Bahsettiğiniz gibi dileriz bir gün tüm güzel şehirlerimizde edebiyat festivalleri yapılır. Ve edebi şahsiyetler anılır, gençlere tanıtılır.”
Rıfat Ilgaz’ın ‘Sarı Yazma’ kitabının benim yayıncılık yaşamında ayrı bir yeri vardır.
İlk baskısını Altın Kitaplar Yayınevi’nde yayınlamış, bir de önsöz yazmıştım.
Bir kültür merkezi de Ardahan’da Dursun Akçam adına açılandır.

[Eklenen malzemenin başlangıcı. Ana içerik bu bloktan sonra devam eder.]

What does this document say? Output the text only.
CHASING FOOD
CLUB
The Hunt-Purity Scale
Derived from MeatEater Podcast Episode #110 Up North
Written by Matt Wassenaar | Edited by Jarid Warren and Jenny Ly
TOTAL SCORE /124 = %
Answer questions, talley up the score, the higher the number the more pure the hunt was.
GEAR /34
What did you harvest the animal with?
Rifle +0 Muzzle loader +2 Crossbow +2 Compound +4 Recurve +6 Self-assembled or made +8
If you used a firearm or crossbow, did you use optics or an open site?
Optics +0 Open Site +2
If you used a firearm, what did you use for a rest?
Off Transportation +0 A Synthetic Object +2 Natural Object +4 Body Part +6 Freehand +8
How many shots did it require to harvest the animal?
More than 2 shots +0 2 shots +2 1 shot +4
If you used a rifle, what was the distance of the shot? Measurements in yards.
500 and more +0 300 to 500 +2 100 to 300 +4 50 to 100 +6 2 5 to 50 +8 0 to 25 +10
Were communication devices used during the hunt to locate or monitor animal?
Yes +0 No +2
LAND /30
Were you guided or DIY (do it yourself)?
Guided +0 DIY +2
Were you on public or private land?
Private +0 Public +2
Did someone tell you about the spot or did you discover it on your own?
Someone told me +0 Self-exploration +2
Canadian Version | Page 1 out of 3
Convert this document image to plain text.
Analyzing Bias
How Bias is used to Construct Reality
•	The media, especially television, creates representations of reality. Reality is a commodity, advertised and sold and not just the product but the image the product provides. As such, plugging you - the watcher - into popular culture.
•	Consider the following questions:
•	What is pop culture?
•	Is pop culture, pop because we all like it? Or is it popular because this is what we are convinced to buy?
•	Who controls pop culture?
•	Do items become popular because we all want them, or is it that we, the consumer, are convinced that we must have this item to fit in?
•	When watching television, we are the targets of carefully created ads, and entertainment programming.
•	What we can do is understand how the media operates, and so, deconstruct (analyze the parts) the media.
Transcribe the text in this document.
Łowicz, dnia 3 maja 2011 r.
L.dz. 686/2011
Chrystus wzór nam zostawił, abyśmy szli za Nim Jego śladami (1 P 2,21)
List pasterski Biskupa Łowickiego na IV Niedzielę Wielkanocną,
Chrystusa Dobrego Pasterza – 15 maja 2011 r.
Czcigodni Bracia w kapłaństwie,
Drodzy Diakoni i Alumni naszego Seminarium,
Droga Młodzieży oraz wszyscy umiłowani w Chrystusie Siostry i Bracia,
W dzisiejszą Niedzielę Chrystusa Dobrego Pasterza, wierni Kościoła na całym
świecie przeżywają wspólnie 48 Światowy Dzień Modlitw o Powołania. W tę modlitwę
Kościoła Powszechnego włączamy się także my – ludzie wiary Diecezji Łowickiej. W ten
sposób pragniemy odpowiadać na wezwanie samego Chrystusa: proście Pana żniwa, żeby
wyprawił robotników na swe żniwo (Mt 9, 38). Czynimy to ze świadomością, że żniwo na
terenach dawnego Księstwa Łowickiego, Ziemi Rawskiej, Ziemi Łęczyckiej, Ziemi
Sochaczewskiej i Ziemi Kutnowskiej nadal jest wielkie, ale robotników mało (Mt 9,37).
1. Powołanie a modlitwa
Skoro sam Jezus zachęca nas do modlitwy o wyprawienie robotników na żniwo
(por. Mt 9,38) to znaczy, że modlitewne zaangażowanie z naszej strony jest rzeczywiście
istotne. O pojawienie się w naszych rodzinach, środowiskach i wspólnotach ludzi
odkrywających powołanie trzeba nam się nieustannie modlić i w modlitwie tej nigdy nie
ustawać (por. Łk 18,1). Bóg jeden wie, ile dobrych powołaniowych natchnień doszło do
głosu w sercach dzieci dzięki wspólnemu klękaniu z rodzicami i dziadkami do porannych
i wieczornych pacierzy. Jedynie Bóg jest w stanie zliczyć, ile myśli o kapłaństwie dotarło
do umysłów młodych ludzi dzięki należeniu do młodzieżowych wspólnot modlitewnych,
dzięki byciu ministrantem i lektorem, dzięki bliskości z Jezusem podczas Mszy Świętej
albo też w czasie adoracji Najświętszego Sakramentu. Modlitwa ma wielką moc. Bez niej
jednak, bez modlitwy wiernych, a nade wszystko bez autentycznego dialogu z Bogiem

Her yıl oğlu Alper Akçam, orada etkinlikler düzenlemektedir. Ben de oraya bir yıl gitmiştim. Orada yaşayanların, özellikle öğrencilerin çalıştığı, okuduğu önemli bir mekân kimliği kazandı.
GRAFİTİ SANATÇILARININ EGEMENLİĞİ
İYİ çevirmen ve yazar Ahmet Arpad, Stuttgart’ta yaşıyor. Alman edebiyatının en önemli kitaplarını Türkçeye kazandırmış, Talât Sait Halman Çeviri Ödülü’nü kazanmıştır.
Kentteki grafiti çalışmalarını anlatıyor. Yazıma koydum bu bilgiyi başka kentlere de örnek olur diye. Büyük bir otomobil firmasının yanı başına çalışılmış.
Günün hangi saatinde giderseniz gidin, orası ellerinde değişik spreyler duvardan duvara giden gençlerle dolu. Çizimlerin tümü hareketli ve canlı.
Koskoca harfler, komik, İngilizce sözler, kıvrılan bir dev yılanı andıran çizgiler, iç içe kadınlar, erkekler, hayvan figürleri, insanı gülümseten tuhaf yüzler... Uzun bir duvarda bir fil, mor renkli, ağzını açmış bağırıyor, başına pembe dev bir fare oturmuş, gülümsüyor.
Hemen yanında bir heykel, alçıdan, bıyıkları kalın, iriyarı, güçlü bir ortaçağ savaşçısı. Elinde sprey kutusu önünden her geçen onu gönlünce boyamış.